Paris Harper Lecture with Niall Atkinson: Getting Lost in the Renaissance: The Geography of Urban Disorientation

Where

University of Chicago Center in Paris
6 Rue Thomas Mann
Paris, France

Event Details

A merchant in 14th-century Naples relieves himself at night in an alley, a wood carver in 15th-century Florence ignores a dinner invitation, the poet Petrarch arrives in Rome for the first time, and a Roman servant returning to his native city can't remember where his mistress's palace used to be. What do these characters have in common? They are all hopelessly lost. Premodern city dwellers constructed their sense of self by linking their fates to the people and structures with which they lived. But what if they found themselves in unknown territory or discovered that the streets they thought they knew had become a series of alien encounters? Contrary to prevailing assumptions about the emergence of the modern individual as a self-made entity, these episodes reveal just how unstable one's identity was and how difficult it was to "know thyself." Atkinson will explore the relationship between familiar and unfamiliar urban spaces in the Renaissance and what this can tell us about how we can participate in the construction of modern cities and make them meaningful to our everyday lives.

Cost

No Charge

Registration

Register Online

Deadline: 4/8/2014

Program

7:00 PM-7:45 PM: Registration and Reception

7:45 PM-9:30 PM: Presentation and Discussion

Speaker Profiles

Niall Atkinson (Speaker)

Niall Atkinson is the Neubauer Family Assistant Professor of Art History and the College.

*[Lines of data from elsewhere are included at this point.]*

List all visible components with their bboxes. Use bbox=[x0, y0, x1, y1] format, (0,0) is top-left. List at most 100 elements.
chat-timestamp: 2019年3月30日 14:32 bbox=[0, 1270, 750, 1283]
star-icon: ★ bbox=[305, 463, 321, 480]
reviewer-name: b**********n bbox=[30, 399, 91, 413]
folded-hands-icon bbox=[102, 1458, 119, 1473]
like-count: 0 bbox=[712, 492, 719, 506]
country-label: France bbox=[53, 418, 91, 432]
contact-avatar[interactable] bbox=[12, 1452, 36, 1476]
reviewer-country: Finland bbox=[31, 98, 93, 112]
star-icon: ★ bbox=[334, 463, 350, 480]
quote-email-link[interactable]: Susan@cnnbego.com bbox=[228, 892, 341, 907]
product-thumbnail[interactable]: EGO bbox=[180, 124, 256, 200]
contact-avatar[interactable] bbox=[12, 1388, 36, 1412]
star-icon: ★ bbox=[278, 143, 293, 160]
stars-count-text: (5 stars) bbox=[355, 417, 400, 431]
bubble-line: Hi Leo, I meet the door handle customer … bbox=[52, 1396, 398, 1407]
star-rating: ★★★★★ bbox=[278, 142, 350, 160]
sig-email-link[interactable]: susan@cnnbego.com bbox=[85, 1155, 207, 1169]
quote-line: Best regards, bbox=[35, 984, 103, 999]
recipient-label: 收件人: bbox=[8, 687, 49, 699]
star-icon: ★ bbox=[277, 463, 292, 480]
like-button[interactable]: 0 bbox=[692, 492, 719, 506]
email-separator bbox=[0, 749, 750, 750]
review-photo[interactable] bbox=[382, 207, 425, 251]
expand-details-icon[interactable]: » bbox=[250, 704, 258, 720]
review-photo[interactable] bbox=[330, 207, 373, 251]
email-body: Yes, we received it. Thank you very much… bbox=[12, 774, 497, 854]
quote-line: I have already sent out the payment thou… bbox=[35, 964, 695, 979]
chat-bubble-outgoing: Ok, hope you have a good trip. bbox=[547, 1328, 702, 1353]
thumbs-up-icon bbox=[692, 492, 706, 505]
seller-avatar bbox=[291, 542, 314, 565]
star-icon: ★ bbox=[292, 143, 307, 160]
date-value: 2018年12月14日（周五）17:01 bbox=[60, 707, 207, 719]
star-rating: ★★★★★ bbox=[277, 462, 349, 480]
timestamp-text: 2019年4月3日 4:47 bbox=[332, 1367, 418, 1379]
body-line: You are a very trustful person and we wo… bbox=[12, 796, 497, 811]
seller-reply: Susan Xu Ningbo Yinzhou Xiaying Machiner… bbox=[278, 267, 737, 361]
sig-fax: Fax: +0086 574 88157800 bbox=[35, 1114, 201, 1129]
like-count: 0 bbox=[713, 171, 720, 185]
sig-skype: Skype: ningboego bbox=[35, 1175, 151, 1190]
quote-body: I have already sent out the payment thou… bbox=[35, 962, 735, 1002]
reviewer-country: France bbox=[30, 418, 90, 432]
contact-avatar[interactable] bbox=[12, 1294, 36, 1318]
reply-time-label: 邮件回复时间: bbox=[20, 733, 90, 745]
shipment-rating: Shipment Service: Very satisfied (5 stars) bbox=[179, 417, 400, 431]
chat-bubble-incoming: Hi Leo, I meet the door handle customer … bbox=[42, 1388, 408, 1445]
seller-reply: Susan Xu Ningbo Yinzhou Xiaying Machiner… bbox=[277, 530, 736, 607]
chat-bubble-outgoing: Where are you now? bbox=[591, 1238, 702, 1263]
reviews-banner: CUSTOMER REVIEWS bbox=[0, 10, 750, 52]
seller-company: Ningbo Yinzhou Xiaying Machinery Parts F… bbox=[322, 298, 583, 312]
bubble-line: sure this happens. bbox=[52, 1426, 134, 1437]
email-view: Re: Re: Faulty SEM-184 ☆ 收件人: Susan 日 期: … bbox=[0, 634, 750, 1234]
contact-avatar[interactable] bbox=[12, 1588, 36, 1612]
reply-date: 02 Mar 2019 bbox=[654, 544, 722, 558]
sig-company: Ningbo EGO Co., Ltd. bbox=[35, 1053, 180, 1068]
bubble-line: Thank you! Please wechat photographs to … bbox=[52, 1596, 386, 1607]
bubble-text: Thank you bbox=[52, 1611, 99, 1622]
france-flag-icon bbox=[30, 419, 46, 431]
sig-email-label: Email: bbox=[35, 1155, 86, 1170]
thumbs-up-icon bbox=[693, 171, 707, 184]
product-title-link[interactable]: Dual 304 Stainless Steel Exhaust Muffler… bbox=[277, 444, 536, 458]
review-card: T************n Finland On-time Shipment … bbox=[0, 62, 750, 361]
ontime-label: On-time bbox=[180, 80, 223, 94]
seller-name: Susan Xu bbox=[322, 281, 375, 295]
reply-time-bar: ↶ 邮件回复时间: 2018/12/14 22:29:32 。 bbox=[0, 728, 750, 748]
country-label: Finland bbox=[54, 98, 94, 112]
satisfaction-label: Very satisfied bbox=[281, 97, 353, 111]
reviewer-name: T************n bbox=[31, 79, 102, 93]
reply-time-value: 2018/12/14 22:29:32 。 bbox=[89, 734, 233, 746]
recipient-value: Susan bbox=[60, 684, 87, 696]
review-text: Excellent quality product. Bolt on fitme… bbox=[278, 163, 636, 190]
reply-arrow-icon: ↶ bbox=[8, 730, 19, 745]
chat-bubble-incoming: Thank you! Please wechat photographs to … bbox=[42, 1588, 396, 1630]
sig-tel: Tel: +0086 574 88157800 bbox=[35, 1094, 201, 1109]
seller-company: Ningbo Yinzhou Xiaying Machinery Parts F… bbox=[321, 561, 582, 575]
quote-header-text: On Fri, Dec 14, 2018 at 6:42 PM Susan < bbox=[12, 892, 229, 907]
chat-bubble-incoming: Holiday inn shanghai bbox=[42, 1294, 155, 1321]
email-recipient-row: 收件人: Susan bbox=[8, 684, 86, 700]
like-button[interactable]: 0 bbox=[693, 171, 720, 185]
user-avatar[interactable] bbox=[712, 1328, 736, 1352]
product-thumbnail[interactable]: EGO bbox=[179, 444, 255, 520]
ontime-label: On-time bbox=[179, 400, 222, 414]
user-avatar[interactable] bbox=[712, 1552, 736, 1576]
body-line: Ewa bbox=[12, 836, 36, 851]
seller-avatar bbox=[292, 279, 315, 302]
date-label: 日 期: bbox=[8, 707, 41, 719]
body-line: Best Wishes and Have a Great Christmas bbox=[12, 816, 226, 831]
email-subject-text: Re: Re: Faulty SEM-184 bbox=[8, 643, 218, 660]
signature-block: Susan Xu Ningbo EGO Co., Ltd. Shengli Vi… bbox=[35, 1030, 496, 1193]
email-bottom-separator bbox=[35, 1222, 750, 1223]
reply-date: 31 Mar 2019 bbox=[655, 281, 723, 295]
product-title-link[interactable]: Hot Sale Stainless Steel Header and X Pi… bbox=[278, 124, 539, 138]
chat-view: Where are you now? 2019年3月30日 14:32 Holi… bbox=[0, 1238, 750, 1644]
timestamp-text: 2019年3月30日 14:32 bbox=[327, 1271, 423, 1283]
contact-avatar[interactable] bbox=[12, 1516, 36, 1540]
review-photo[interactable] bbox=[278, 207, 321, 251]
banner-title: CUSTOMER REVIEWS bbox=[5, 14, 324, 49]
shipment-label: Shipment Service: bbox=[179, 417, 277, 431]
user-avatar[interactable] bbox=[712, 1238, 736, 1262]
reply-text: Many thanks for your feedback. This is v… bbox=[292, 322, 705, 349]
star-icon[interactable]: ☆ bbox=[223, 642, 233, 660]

His research has focused on the urban experience of the Renaissance city. He just completed a book manuscript on the soundscapes of Renaissance Florence. His current research explores the more immersive sensorial perception of the urban environment, which has led him to study travel writing and personal descriptions of foreign territories, cities, and monuments by travellers in the premodern Mediterranean world.